Telehealth usage has increased drastically in light of COVID, and the likelihood of audits related to telehealth will be increased. Since auditors will also be reviewing more telehealth services, they will be more adept to shortcomings. Sloppy or incomplete documentation will be under an even finer microscope in light of its increased usage.
Do you expect telemedicine to be audited in the future? What do you perceive as being potential areas of weakness?
Telemedicine will be audited in the same manner as other billable service, albeit not at the same frequency based on the volume disparity. We expect that payers will develop policies relative to frequency, standard of care, and medical necessity of telehealth visit. New codes and/or modifiers may be created to accommodate unique reporting requirements and facilitate compliance.

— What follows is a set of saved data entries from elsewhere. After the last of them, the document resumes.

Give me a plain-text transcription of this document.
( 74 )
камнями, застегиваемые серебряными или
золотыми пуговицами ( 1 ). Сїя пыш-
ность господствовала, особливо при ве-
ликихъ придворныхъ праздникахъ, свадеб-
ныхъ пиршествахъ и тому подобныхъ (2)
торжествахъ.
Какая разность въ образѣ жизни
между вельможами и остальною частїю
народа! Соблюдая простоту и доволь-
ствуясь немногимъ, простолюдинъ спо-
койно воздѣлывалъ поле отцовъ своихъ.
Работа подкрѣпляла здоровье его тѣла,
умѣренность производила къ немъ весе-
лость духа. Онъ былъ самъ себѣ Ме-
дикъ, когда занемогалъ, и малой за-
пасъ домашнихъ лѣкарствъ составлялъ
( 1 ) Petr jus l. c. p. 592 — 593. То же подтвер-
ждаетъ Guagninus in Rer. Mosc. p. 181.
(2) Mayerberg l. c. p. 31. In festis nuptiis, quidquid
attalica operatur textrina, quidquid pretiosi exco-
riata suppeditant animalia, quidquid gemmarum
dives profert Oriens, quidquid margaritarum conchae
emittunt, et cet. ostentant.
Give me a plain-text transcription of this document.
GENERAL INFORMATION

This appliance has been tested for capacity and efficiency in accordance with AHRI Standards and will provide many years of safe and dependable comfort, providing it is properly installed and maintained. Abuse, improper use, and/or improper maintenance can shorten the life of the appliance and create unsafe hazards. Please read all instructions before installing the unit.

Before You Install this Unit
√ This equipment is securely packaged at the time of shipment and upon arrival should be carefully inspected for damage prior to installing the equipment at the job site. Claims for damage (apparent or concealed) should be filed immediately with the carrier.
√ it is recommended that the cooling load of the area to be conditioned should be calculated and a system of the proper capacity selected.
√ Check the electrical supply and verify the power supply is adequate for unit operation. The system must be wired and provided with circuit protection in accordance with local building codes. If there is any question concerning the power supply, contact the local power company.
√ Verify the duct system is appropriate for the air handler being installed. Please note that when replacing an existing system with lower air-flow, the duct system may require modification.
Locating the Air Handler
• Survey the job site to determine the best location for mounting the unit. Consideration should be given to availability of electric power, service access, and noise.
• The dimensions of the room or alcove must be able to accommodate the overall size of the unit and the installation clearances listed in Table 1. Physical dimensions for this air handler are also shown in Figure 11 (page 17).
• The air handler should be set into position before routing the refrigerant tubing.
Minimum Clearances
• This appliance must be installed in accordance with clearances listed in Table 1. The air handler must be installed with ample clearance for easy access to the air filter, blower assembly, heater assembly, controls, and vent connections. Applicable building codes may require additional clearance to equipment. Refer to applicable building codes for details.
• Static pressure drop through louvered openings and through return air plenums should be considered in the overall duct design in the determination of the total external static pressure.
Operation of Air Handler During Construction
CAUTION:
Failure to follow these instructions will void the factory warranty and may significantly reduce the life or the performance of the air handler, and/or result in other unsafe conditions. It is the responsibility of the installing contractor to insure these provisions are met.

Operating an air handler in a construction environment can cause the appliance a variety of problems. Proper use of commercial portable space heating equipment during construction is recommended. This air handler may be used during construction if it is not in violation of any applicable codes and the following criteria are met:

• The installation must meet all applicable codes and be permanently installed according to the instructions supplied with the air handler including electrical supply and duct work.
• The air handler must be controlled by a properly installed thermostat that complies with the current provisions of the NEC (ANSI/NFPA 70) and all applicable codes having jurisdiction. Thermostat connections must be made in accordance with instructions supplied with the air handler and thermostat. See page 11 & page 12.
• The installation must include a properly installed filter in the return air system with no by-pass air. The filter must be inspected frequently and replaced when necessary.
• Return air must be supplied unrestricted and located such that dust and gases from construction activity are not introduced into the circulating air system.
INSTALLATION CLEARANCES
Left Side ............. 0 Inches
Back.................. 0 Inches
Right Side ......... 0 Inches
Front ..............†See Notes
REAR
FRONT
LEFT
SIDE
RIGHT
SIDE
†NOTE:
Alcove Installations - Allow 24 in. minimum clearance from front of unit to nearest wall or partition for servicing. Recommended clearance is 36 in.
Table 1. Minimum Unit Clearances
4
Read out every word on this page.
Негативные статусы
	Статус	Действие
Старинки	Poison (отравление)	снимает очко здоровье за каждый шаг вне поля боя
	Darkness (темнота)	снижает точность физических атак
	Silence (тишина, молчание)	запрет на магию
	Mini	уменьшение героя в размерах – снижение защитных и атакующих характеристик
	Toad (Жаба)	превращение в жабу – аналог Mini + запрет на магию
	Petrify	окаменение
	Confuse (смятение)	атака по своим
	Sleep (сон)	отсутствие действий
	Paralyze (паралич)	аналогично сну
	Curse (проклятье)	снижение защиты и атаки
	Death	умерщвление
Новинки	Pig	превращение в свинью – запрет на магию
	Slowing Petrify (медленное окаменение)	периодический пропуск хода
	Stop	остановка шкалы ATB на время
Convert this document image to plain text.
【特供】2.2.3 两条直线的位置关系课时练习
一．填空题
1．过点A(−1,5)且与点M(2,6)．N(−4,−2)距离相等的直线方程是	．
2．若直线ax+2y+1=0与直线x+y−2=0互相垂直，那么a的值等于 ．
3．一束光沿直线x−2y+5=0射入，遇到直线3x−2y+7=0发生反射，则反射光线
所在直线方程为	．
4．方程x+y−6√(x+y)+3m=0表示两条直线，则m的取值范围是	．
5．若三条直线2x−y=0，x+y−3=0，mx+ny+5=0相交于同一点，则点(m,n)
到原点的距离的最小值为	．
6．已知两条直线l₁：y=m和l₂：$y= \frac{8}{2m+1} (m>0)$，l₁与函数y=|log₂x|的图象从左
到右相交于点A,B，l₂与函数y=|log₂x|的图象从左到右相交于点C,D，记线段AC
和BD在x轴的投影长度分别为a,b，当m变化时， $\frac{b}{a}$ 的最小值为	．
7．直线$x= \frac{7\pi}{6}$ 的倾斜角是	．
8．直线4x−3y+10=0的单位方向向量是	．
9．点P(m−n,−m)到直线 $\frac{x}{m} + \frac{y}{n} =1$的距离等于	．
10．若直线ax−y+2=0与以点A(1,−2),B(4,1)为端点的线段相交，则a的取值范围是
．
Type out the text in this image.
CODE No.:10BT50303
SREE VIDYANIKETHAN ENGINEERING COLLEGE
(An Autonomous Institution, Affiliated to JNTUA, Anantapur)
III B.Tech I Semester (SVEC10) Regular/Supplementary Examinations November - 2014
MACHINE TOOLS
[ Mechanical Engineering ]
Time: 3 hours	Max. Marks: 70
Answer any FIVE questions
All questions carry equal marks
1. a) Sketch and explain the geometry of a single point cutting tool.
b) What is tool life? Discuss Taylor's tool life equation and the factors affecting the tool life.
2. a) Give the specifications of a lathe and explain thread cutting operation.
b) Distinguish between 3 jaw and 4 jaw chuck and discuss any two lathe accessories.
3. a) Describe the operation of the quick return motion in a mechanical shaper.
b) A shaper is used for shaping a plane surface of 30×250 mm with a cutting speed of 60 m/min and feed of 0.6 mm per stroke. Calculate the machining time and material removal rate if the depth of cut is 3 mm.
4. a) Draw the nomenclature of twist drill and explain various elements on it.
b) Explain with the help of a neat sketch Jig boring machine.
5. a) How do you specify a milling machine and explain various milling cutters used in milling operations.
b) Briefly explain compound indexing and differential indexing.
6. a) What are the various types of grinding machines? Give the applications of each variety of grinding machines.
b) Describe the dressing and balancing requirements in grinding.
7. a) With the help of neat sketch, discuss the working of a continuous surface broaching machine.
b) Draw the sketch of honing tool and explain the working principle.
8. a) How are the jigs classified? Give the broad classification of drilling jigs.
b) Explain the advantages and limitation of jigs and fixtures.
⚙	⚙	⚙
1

One potential hotspot could involve billing for a phone call versus telehealth visit. Much confusion arose during the early part of the public health emergency (“PHE”) about this very subject, largely due to CMS policy changes, payer coverage variations, and state law. This left many providers confused about whether an office visit can be billed using audio-only. As things currently stand (January 2021), CMS requires use of real-time video to bill office visit codes. Phone calls without a video component are captured using the CPT codes intended for that purpose. The documentation must show a clear establishment of a bona fide physician-patient relationship.
The main area of weakness, we expect, will be being unprepared with an implemented and compliant telemedicine program. It is important to note that you must clearly document your program and training with site-specific policies and procedures.